O que falta ao ICMS de importação/ Crise do Milho

O que falta ao ICMS de importação/ Crise do Milho

Florianópolis, 28.9.12 – A reunião do Conselho de Administração Fazendária (Confaz), que começou ontem e se encerra hoje, decidiu criar um grupo de trabalho com participação de Santa Catarina para tentar esclarecer pontos controversos sobre a unificação do ICMS de importação em 4%, que deve entrar em vigor no ano que vem. O secretário da Fazenda de SC, Nelson Serpa, representa o Estado na reunião. Entre os pontos que geram dúvidas estão a aplicação da alíquota única e a definição de critérios e valores que integrarão o cálculo do conteúdo de importação. Não está definido, ainda, se o imposto vai incidir só na primeira operação interestadual ou nas que se sucedem.
Segundo Serpa, outro tema é a possível prorrogação da entrada em vigor da alíquota. Para ele, isso é competência do Senado. SC defende a postergação da alíquota de 4%.

Entre estados

O Confaz vai discutir hoje a convalidação de benefícios fiscais concedidos pelos estados alinhado com um período de transição para a extinção dos mesmos e redução da alíquota para 4% de todas as operações interestaduais.
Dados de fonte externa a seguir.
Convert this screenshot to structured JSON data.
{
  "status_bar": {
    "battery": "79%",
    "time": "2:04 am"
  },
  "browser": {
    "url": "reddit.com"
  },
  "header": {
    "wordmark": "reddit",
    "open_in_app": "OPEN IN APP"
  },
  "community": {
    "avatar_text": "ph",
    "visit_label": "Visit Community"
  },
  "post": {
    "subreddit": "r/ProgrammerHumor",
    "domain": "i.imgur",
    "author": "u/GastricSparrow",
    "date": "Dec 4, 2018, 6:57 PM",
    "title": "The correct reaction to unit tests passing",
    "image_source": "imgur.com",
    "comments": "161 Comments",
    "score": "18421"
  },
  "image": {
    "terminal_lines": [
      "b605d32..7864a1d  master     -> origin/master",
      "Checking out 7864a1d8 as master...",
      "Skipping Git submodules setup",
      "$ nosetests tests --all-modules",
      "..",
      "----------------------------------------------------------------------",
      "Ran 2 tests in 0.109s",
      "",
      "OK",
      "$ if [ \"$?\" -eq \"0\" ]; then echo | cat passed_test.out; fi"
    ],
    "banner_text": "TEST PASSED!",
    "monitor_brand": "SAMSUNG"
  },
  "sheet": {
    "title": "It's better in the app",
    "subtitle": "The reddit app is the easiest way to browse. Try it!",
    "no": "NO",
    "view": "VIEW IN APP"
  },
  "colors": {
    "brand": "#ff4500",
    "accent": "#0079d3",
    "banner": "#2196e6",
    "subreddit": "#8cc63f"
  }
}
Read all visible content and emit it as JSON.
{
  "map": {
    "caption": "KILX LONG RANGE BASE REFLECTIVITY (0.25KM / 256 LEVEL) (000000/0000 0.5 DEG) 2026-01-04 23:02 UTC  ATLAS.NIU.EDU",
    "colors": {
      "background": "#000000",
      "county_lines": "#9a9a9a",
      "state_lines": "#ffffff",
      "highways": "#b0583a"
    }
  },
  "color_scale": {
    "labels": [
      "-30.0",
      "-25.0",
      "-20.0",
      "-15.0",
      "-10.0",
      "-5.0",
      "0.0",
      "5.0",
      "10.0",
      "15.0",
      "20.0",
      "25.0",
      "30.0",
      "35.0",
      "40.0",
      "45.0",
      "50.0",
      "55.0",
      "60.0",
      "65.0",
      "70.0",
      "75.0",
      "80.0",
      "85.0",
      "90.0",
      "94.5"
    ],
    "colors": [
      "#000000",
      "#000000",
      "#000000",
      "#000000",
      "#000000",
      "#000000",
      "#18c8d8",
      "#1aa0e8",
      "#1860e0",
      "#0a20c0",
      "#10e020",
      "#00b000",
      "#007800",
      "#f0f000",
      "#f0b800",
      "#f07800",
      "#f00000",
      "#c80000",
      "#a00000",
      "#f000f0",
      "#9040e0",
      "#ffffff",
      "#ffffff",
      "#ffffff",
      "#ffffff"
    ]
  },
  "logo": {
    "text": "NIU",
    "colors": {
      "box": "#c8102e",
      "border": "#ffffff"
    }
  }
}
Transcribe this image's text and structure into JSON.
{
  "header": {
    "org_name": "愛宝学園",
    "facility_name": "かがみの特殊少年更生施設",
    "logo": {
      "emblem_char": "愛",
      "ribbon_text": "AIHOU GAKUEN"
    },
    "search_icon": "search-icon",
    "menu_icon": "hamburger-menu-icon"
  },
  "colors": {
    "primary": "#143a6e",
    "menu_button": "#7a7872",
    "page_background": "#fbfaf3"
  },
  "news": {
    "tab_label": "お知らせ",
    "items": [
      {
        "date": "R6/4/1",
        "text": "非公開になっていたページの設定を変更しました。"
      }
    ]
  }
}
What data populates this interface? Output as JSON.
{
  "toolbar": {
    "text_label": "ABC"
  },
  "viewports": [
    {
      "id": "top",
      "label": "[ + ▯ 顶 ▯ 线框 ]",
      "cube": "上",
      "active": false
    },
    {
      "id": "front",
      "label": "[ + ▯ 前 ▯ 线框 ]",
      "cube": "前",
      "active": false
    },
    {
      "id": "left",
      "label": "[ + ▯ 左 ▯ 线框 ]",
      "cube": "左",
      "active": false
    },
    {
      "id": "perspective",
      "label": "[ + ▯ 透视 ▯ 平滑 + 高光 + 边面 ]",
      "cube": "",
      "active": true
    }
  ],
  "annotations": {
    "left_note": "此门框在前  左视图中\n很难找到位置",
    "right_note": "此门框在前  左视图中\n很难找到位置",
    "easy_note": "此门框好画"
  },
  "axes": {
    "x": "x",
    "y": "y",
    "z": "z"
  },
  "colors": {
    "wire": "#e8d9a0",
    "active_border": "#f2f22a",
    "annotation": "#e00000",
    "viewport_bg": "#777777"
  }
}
SC terá perdas se houver essa unificação porque é produtora.

Crise do milho

A crise do setor produtivo de carnes suína e de aves é agravada porque o Estado enfrenta um déficit de armazenagem de grãos de 2,3 milhões de toneladas. O alerta é do diretor do BRDE, Neuto De Conto, que fez amplo levantamento sobre o impacto da crise de grãos em SC.

Solução

Para solucionar essa carência, o BRDE está estruturando, em parceria com o governo do Estado, um programa com a criação de linha especial de crédito e de mecanismos compensatórios de tarifas para tornar atrativo o investimento de implantação de silos.